Avaliação significa o retorno de um trabalho ao longo de um período, quando o sujeito avaliado coloca em prática a aprendizagem conquistada. Pode-se definir avaliação como um meio de comunicação entre os sujeitos envolvidos no processo – educandos e educadores, pois estes últimos conseguem reconhecer o nível de apreensão dos conhecimentos e assim retomar os referidos conteúdos. Defende-se que avaliação não é o fim do processo e sim o começo de uma aprendizagem significativa e formativa para os educandos (P13).

Esse professor denota uma concepção de avaliação que possui princípios formativos, no sentido de entender a avaliação como um canal de comunicação entre professor e aluno, de modo a informar ao educador o processo de elaboração do conhecimento pelo educando e sugerir a retomada do trabalho, embora trate da aprendizagem como exercício de retenção de conteúdos. No entanto, transparece certa confusão e incoerência no uso de termos, ou seja, inicialmente, trata a avaliação como um resultado final de um trabalho realizado ao longo de um período, o que significa verificação da ―aprendizagem conquistada‖ e não uma avaliação contínua; para em seguida, colocar que a avaliação ―não é o fim de um processo e sim o começo de uma aprendizagem significativa‖ (P13), o que a nosso ver traz princípios teóricos diferentes, que contradizem a primeira afirmação.

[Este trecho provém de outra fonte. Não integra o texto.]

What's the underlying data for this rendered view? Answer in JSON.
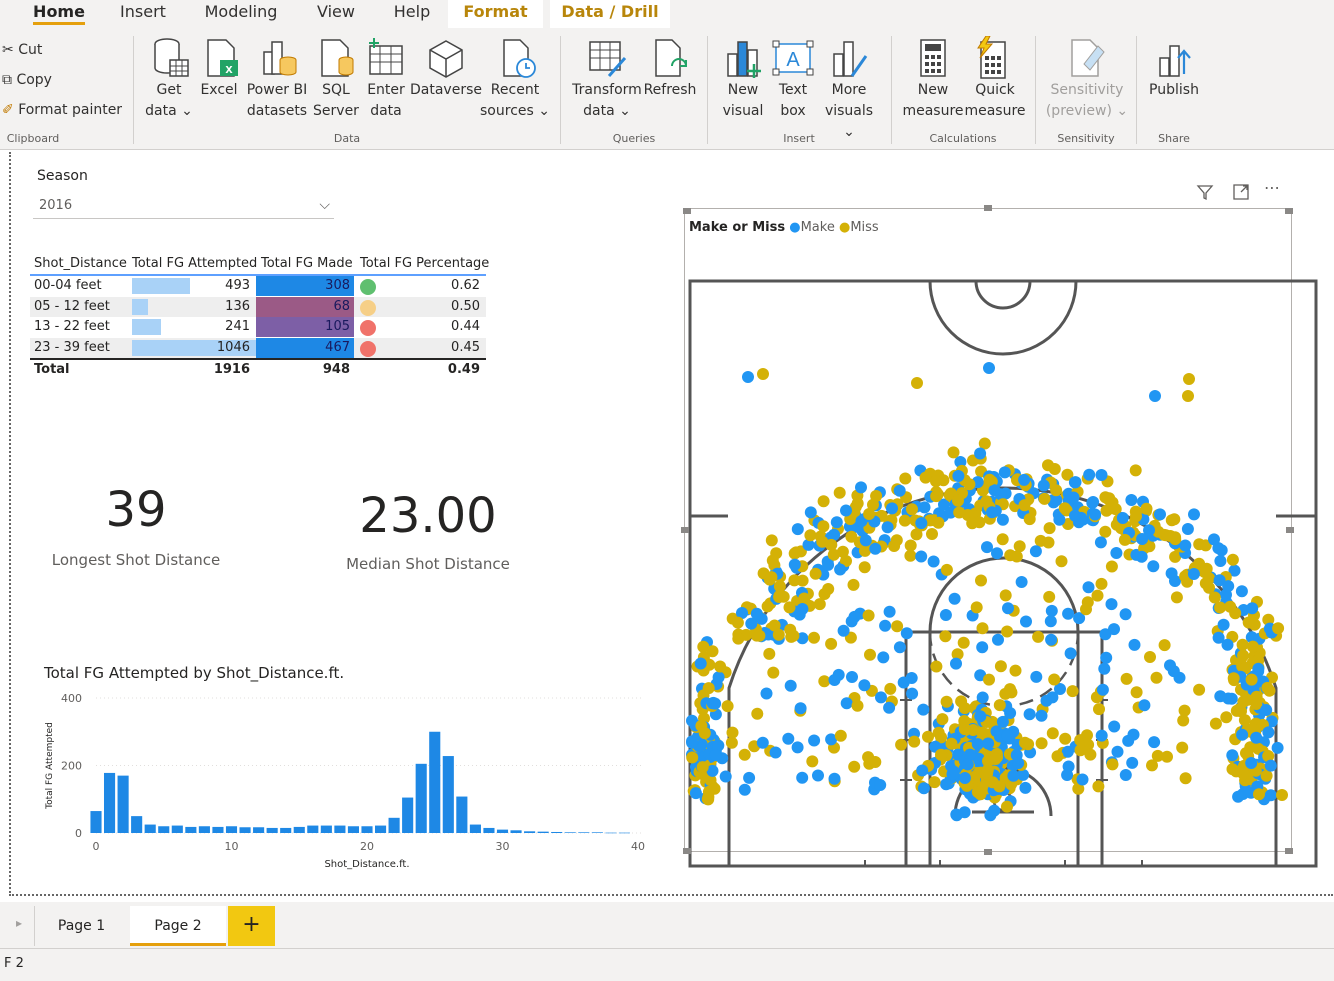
{
  "ribbon": {
    "tabs": [
      "Home",
      "Insert",
      "Modeling",
      "View",
      "Help",
      "Format",
      "Data / Drill"
    ],
    "clipboard": {
      "cut": "Cut",
      "copy": "Copy",
      "format_painter": "Format painter",
      "label": "Clipboard"
    },
    "data_group": {
      "get_data": [
        "Get",
        "data ⌄"
      ],
      "excel": [
        "Excel",
        ""
      ],
      "pbi": [
        "Power BI",
        "datasets"
      ],
      "sql": [
        "SQL",
        "Server"
      ],
      "enter": [
        "Enter",
        "data"
      ],
      "dataverse": [
        "Dataverse",
        ""
      ],
      "recent": [
        "Recent",
        "sources ⌄"
      ],
      "label": "Data"
    },
    "queries": {
      "transform": [
        "Transform",
        "data ⌄"
      ],
      "refresh": [
        "Refresh",
        ""
      ],
      "label": "Queries"
    },
    "insert": {
      "new_visual": [
        "New",
        "visual"
      ],
      "text_box": [
        "Text",
        "box"
      ],
      "more_visuals": [
        "More",
        "visuals ⌄"
      ],
      "label": "Insert"
    },
    "calculations": {
      "new_measure": [
        "New",
        "measure"
      ],
      "quick_measure": [
        "Quick",
        "measure"
      ],
      "label": "Calculations"
    },
    "sensitivity": {
      "btn": [
        "Sensitivity",
        "(preview) ⌄"
      ],
      "label": "Sensitivity"
    },
    "share": {
      "publish": "Publish",
      "label": "Share"
    }
  },
  "slicer": {
    "label": "Season",
    "value": "2016"
  },
  "table": {
    "headers": [
      "Shot_Distance",
      "Total FG Attempted",
      "Total FG Made",
      "Total FG Percentage"
    ],
    "rows": [
      {
        "dist": "00-04 feet",
        "att": "493",
        "made": "308",
        "pct": "0.62",
        "att_frac": 0.47,
        "made_color": "#1e88e5",
        "dot": "#5fbf6f"
      },
      {
        "dist": "05 - 12 feet",
        "att": "136",
        "made": "68",
        "pct": "0.50",
        "att_frac": 0.13,
        "made_color": "#9b5a86",
        "dot": "#f6cf87"
      },
      {
        "dist": "13 - 22 feet",
        "att": "241",
        "made": "105",
        "pct": "0.44",
        "att_frac": 0.23,
        "made_color": "#7d5fa6",
        "dot": "#f0726a"
      },
      {
        "dist": "23 - 39 feet",
        "att": "1046",
        "made": "467",
        "pct": "0.45",
        "att_frac": 1.0,
        "made_color": "#1e88e5",
        "dot": "#f0726a"
      }
    ],
    "total": {
      "label": "Total",
      "att": "1916",
      "made": "948",
      "pct": "0.49"
    }
  },
  "cards": [
    {
      "value": "39",
      "label": "Longest Shot Distance"
    },
    {
      "value": "23.00",
      "label": "Median Shot Distance"
    }
  ],
  "chart_data": {
    "type": "bar",
    "title": "Total FG Attempted by Shot_Distance.ft.",
    "xlabel": "Shot_Distance.ft.",
    "ylabel": "Total FG Attempted",
    "x": [
      0,
      1,
      2,
      3,
      4,
      5,
      6,
      7,
      8,
      9,
      10,
      11,
      12,
      13,
      14,
      15,
      16,
      17,
      18,
      19,
      20,
      21,
      22,
      23,
      24,
      25,
      26,
      27,
      28,
      29,
      30,
      31,
      32,
      33,
      34,
      35,
      36,
      37,
      38,
      39
    ],
    "values": [
      65,
      178,
      170,
      50,
      25,
      20,
      22,
      18,
      20,
      18,
      20,
      17,
      17,
      15,
      15,
      18,
      22,
      22,
      22,
      20,
      20,
      22,
      45,
      105,
      205,
      300,
      228,
      108,
      25,
      15,
      10,
      8,
      5,
      4,
      3,
      2,
      2,
      2,
      1,
      1
    ],
    "ylim": [
      0,
      400
    ],
    "yticks": [
      0,
      200,
      400
    ],
    "xticks": [
      0,
      10,
      20,
      30,
      40
    ],
    "color": "#1e88e5"
  },
  "court": {
    "legend_title": "Make or Miss",
    "legend": [
      {
        "name": "Make",
        "color": "#2196f3"
      },
      {
        "name": "Miss",
        "color": "#d4b106"
      }
    ]
  },
  "pages": [
    "Page 1",
    "Page 2"
  ],
  "add_page": "+",
  "status": "F 2"
}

Os discursos que indicam essas dualidades podem estar relacionados a questões formativas, e que são ressaltadas por Vianna (1989), no sentido de refletir sobre o atrelar da ―prática do engano‖ à falta de preparo e de formação para avaliar, para dominar a elaboração consciente de instrumentos eficazes e coerentes de avaliação, assim como, do processo de avaliação.

Perrenoud (1999) considera que esse panorama pode ser explicado por uma atual fase de transição, porque:

Quase todos os sistemas educativos modernos declaram avançar para uma avaliação menos seletiva, menos precoce, mais formativa, mais integrada à ação pedagógica cotidiana. Pode-se julgá-los pelo distanciamento entre essas intenções e a realidade das práticas. Pode-se igualmente salientar que tais intenções são recentes, que datam de meados dos anos 1970-80. Portanto, o período de transição está apenas começando (PERRENOUD, 1999, p. 18).

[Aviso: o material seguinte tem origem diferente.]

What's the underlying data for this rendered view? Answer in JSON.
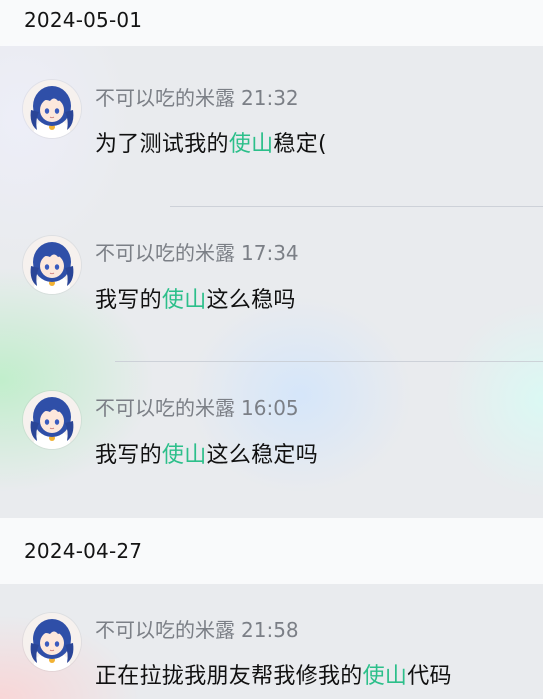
{
  "groups": [
    {
      "date": "2024-05-01",
      "posts": [
        {
          "author": "不可以吃的米露",
          "time": "21:32",
          "before": "为了测试我的",
          "mention": "使山",
          "after": "稳定("
        },
        {
          "author": "不可以吃的米露",
          "time": "17:34",
          "before": "我写的",
          "mention": "使山",
          "after": "这么稳吗"
        },
        {
          "author": "不可以吃的米露",
          "time": "16:05",
          "before": "我写的",
          "mention": "使山",
          "after": "这么稳定吗"
        }
      ]
    },
    {
      "date": "2024-04-27",
      "posts": [
        {
          "author": "不可以吃的米露",
          "time": "21:58",
          "before": "正在拉拢我朋友帮我修我的",
          "mention": "使山",
          "after": "代码"
        }
      ]
    }
  ],
  "colors": {
    "mention": "#2cbf8a",
    "meta_text": "#7b7f86",
    "header_bg": "#fafbfc",
    "page_bg": "#e9ebee"
  },
  "icons": {
    "avatar": "anime-girl-blue-hair-avatar"
  }
}
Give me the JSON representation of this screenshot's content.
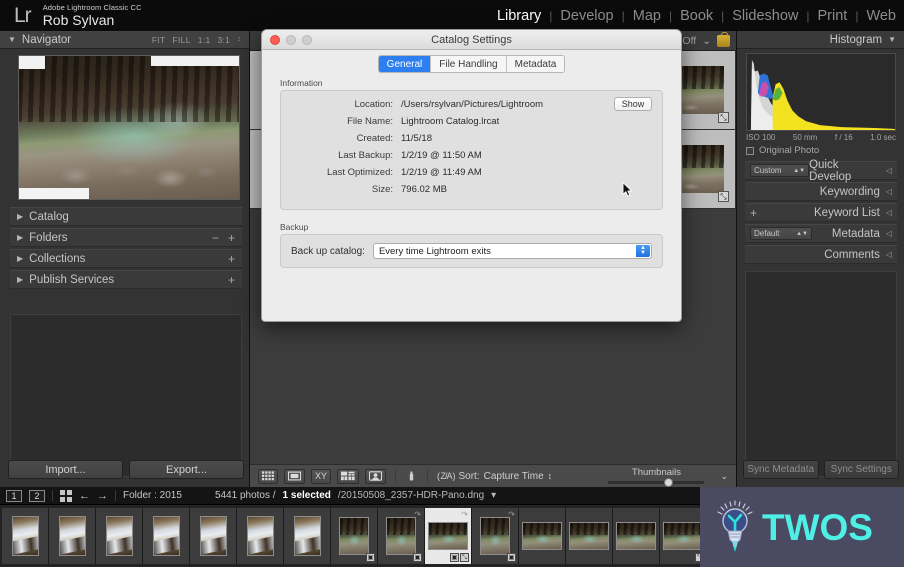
{
  "app": {
    "logo": "Lr",
    "product_line": "Adobe Lightroom Classic CC",
    "identity_name": "Rob Sylvan"
  },
  "modules": [
    {
      "label": "Library",
      "active": true
    },
    {
      "label": "Develop",
      "active": false
    },
    {
      "label": "Map",
      "active": false
    },
    {
      "label": "Book",
      "active": false
    },
    {
      "label": "Slideshow",
      "active": false
    },
    {
      "label": "Print",
      "active": false
    },
    {
      "label": "Web",
      "active": false
    }
  ],
  "module_separator": "|",
  "left_panel": {
    "navigator": {
      "title": "Navigator",
      "triangle": "▼",
      "zoom_levels": [
        "FIT",
        "FILL",
        "1:1",
        "3:1"
      ],
      "stepper": "↕"
    },
    "sections": [
      {
        "label": "Catalog",
        "triangle": "▶",
        "actions": []
      },
      {
        "label": "Folders",
        "triangle": "▶",
        "actions": [
          "−",
          "+"
        ]
      },
      {
        "label": "Collections",
        "triangle": "▶",
        "actions": [
          "+"
        ]
      },
      {
        "label": "Publish Services",
        "triangle": "▶",
        "actions": [
          "+"
        ]
      }
    ],
    "import_label": "Import...",
    "export_label": "Export..."
  },
  "center": {
    "filters_label": "Filters Off",
    "filters_caret": "⌄",
    "lock_icon": "lock-icon",
    "grid_rows": 2,
    "grid_cols": 3,
    "hdr_badge": "⤡"
  },
  "toolbar": {
    "view_grid": "grid-view-icon",
    "view_loupe": "loupe-view-icon",
    "view_compare": "XY",
    "view_survey": "survey-view-icon",
    "view_people": "people-view-icon",
    "spray": "spray-can-icon",
    "sort_icon": "( Z/A )",
    "sort_label": "Sort:",
    "sort_value": "Capture Time",
    "sort_caret": "↕",
    "thumbnails_label": "Thumbnails",
    "toolbar_caret": "⌄"
  },
  "right_panel": {
    "histogram": {
      "title": "Histogram",
      "triangle": "▼",
      "exif": [
        "ISO 100",
        "50 mm",
        "f / 16",
        "1.0 sec"
      ],
      "original_photo_label": "Original Photo"
    },
    "sections": [
      {
        "label": "Quick Develop",
        "control": "select",
        "value": "Custom",
        "arrow": "◁"
      },
      {
        "label": "Keywording",
        "control": "none",
        "value": "",
        "arrow": "◁"
      },
      {
        "label": "Keyword List",
        "control": "plus",
        "value": "+",
        "arrow": "◁"
      },
      {
        "label": "Metadata",
        "control": "select",
        "value": "Default",
        "arrow": "◁"
      },
      {
        "label": "Comments",
        "control": "none",
        "value": "",
        "arrow": "◁"
      }
    ],
    "sync_metadata_label": "Sync Metadata",
    "sync_settings_label": "Sync Settings"
  },
  "filmstrip": {
    "screen_buttons": [
      "1",
      "2"
    ],
    "grid_icon": "filmstrip-grid-icon",
    "back_arrow": "←",
    "forward_arrow": "→",
    "folder_label": "Folder : 2015",
    "photo_count": "5441 photos /",
    "selected_count": "1 selected",
    "selected_file": "/20150508_2357-HDR-Pano.dng",
    "file_caret": "▾",
    "selected_index": 9,
    "thumbs": [
      {
        "type": "portrait",
        "badge": ""
      },
      {
        "type": "portrait",
        "badge": ""
      },
      {
        "type": "portrait",
        "badge": ""
      },
      {
        "type": "portrait",
        "badge": ""
      },
      {
        "type": "portrait",
        "badge": ""
      },
      {
        "type": "portrait",
        "badge": ""
      },
      {
        "type": "portrait",
        "badge": ""
      },
      {
        "type": "portrait-dark",
        "badge": "▣"
      },
      {
        "type": "portrait-dark",
        "badge": "▣"
      },
      {
        "type": "landscape-dark",
        "badge": "⤡"
      },
      {
        "type": "portrait-dark",
        "badge": "▣"
      },
      {
        "type": "landscape",
        "badge": ""
      },
      {
        "type": "landscape",
        "badge": ""
      },
      {
        "type": "landscape",
        "badge": ""
      },
      {
        "type": "landscape",
        "badge": "⤡"
      },
      {
        "type": "landscape",
        "badge": ""
      },
      {
        "type": "landscape",
        "badge": ""
      },
      {
        "type": "landscape",
        "badge": ""
      },
      {
        "type": "landscape",
        "badge": ""
      }
    ]
  },
  "dialog": {
    "title": "Catalog Settings",
    "traffic_lights": [
      "close",
      "minimize",
      "maximize"
    ],
    "tabs": [
      {
        "label": "General",
        "active": true
      },
      {
        "label": "File Handling",
        "active": false
      },
      {
        "label": "Metadata",
        "active": false
      }
    ],
    "information": {
      "group_label": "Information",
      "rows": [
        {
          "label": "Location:",
          "value": "/Users/rsylvan/Pictures/Lightroom"
        },
        {
          "label": "File Name:",
          "value": "Lightroom Catalog.lrcat"
        },
        {
          "label": "Created:",
          "value": "11/5/18"
        },
        {
          "label": "Last Backup:",
          "value": "1/2/19 @ 11:50 AM"
        },
        {
          "label": "Last Optimized:",
          "value": "1/2/19 @ 11:49 AM"
        },
        {
          "label": "Size:",
          "value": "796.02 MB"
        }
      ],
      "show_button": "Show"
    },
    "backup": {
      "group_label": "Backup",
      "row_label": "Back up catalog:",
      "value": "Every time Lightroom exits",
      "stepper_up": "▲",
      "stepper_down": "▼"
    }
  },
  "watermark": {
    "text": "TWOS",
    "icon": "lightbulb-icon",
    "background_color": "#4b4a63",
    "text_color": "#4ef0e6"
  }
}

É necessário destacar a posição de professores que reconhecem essa diferença entre a intenção e o que realmente se realiza, como uma distância entre a teoria e a prática, conforme podemos verificar nos relatos a seguir.

A teoria nunca está vinculada à prática. Eu já tenho uma longa caminhada em que se tratam sempre das mesmas questões, você tem que avaliar o aluno de uma forma diferenciada, você tem que estar prestando atenção em uma série de questões, mas a teoria e a prática ainda caminham longe (P22).

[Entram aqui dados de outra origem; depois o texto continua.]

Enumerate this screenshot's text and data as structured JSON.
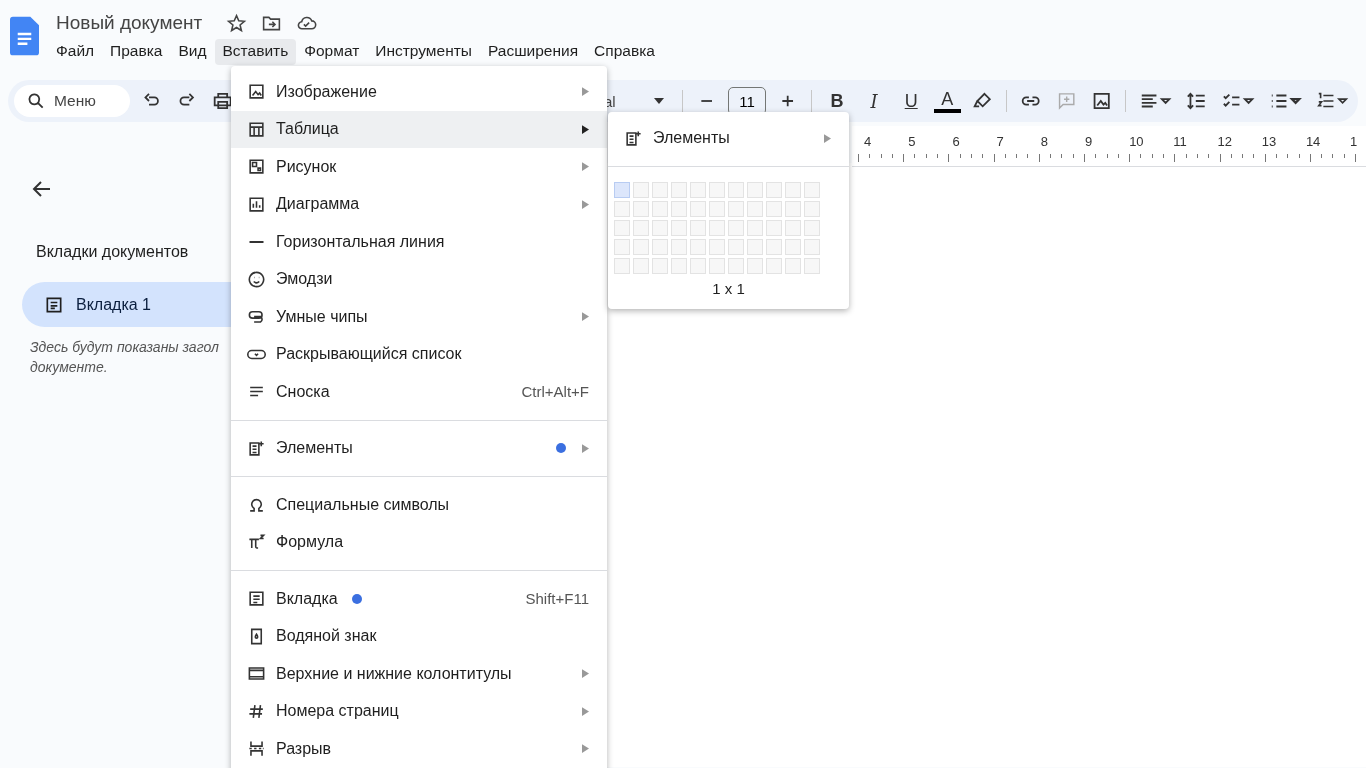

Há uma séria distorção, eu vejo, entre teoria e prática. Na prática quase não existe uma preocupação essencial em discutir avaliação, a preocupação central que se tem, e que eu vejo que predomina, é aquela tradicional, de que: ―Avaliação é a nota final do aluno‖; ―Esse aluno vai ser aprovado?‖; ―Esse aluno vai ser retido?‖ (P24).

Eu falo para meus alunos: ―você vai ter nota, a sua nota está garantida, não se preocupe com ela, se preocupe em entender‖, alguns [...] acabam entendendo muito bem como funciona. Só que é difícil, primeiro, porque nem todos os professores trabalham da mesma forma, não tem uma igualdade, por mais que no início do ano se façam reuniões pedagógicas, infelizmente, muitos só escutam e na hora da prática pouco fazem. Eu tenho que mudar também? Tenho que mudar, não estou me excluindo disso jamais (P23).

Essas posições parecem evidenciar uma descrença no sistema educacional e uma desmotivação desencadeada pelo despreparo, e também, pelas dificuldades que se colocam quando um educador se movimenta no sentido de uma avaliação diferenciada.